As Director of the NSF Center for Computational Intractability, his research focuses on algorithms and complexity. He has been a visiting professor at École Normale Supérieure (ENS) Ulm, École Polytechnique, University of Paris-Sud, and INRIA. He spent many years as a consultant for Xerox PARC, DEC SRC, NEC Research, (where he chaired the Board of Fellows) and Tsinghua University in Beijing. He is, or was, member of the Scientific Committee at ENS Ulm, École Polytechnique, and the Institut Henri Poincaré. He is also a member of the American Academy of Arts and Sciences and the European Academy of Sciences, ACM Fellow, Guggenheim Fellow, and winner of several awards from the SIAM mathematical society.

A pioneering figure in computational geometry, Bernard Chazelle is known for his resolution of a number of longstanding open questions in the field.
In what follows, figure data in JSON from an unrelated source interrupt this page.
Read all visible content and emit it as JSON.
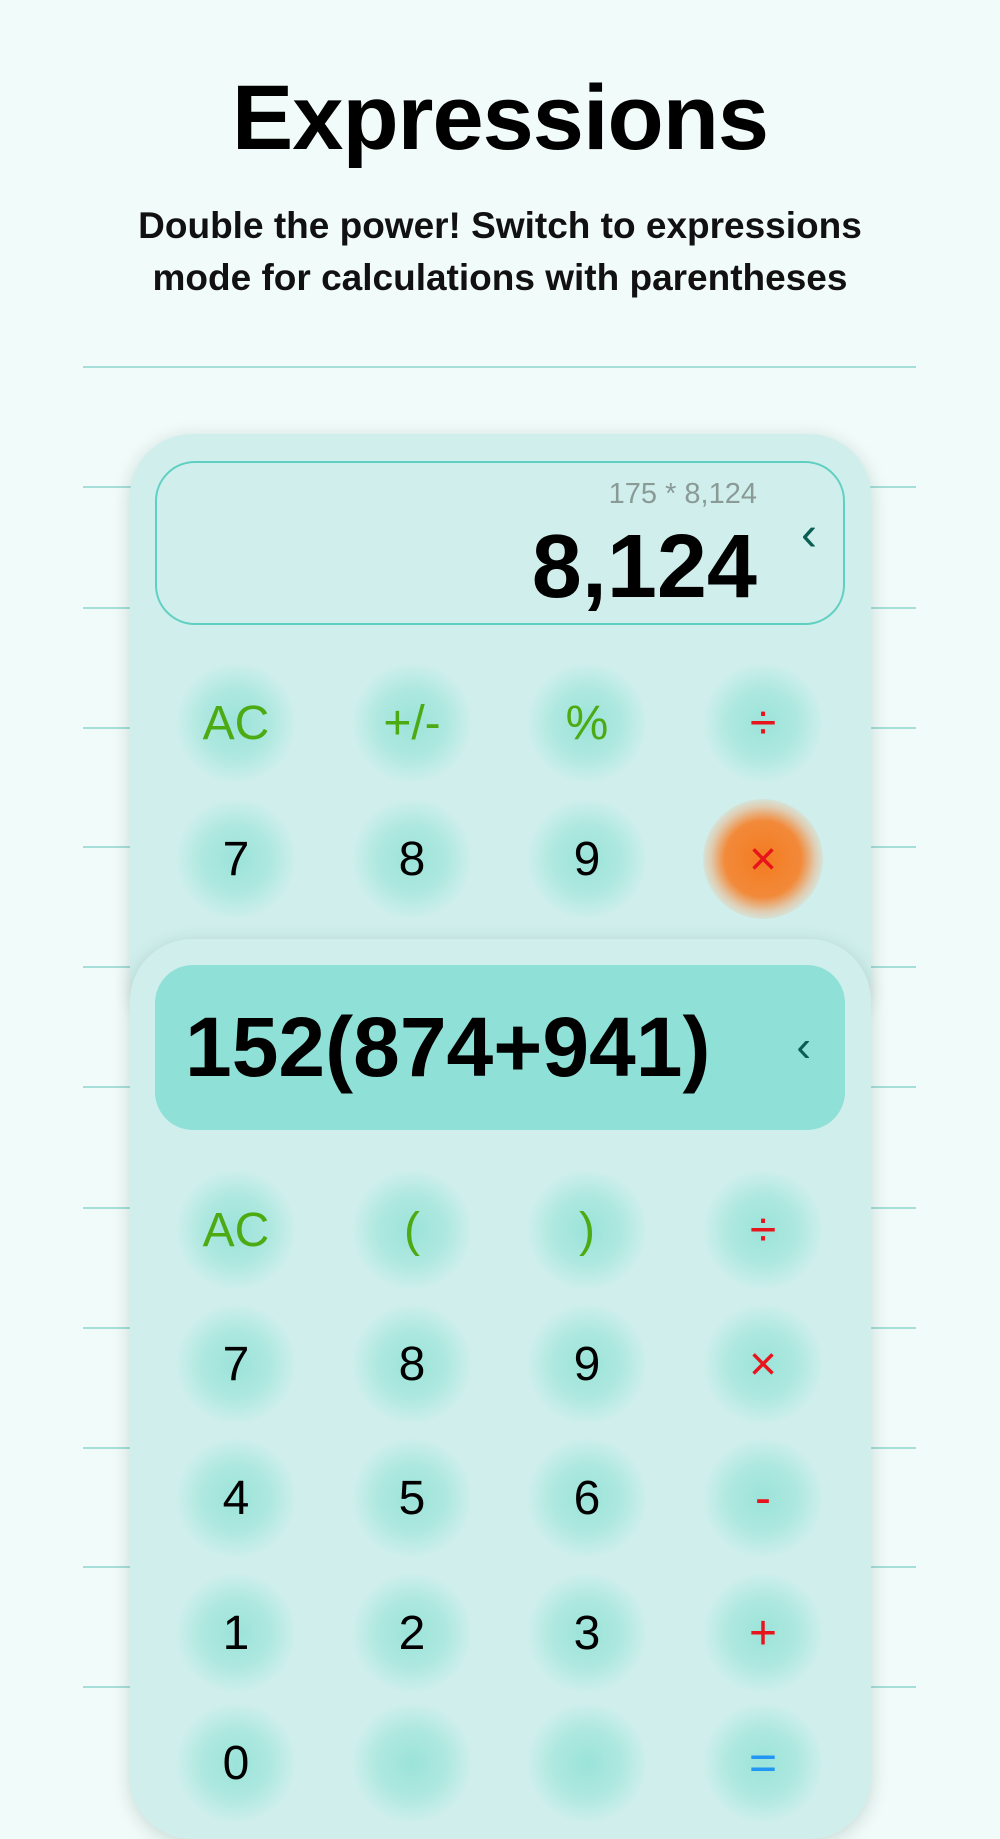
{
  "header": {
    "title": "Expressions",
    "subtitle_line1": "Double the power! Switch to expressions",
    "subtitle_line2": "mode for calculations with parentheses"
  },
  "basic_calc": {
    "expression": "175 * 8,124",
    "result": "8,124",
    "backspace_icon": "chevron-left-icon",
    "keys": [
      [
        "AC",
        "+/-",
        "%",
        "÷"
      ],
      [
        "7",
        "8",
        "9",
        "×"
      ]
    ],
    "active_key": "×"
  },
  "expression_calc": {
    "input": "152(874+941)",
    "backspace_icon": "chevron-left-icon",
    "keys": [
      [
        "AC",
        "(",
        ")",
        "÷"
      ],
      [
        "7",
        "8",
        "9",
        "×"
      ],
      [
        "4",
        "5",
        "6",
        "-"
      ],
      [
        "1",
        "2",
        "3",
        "+"
      ],
      [
        "0",
        "",
        "",
        "="
      ]
    ]
  },
  "colors": {
    "background": "#f1fbf9",
    "card": "#d0efec",
    "function_key": "#4caa12",
    "operator_key": "#e8141c",
    "equals_key": "#2196f3",
    "active_key": "#f47a1f",
    "display_fill": "#8fe0d6"
  }
}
His research has also led him to investigate the role of randomness in computing, a subject he took up in his book, The Discrepancy Method: Randomness and Complexity. In the last few years, his efforts have focused on “natural algorithms,” with the aim of building a bridge between dynamical systems and algorithms from the living world. Professor Chazelle takes pride in having taught the very first “Integrated Science” program at Princeton University, together with colleagues from physics and biology.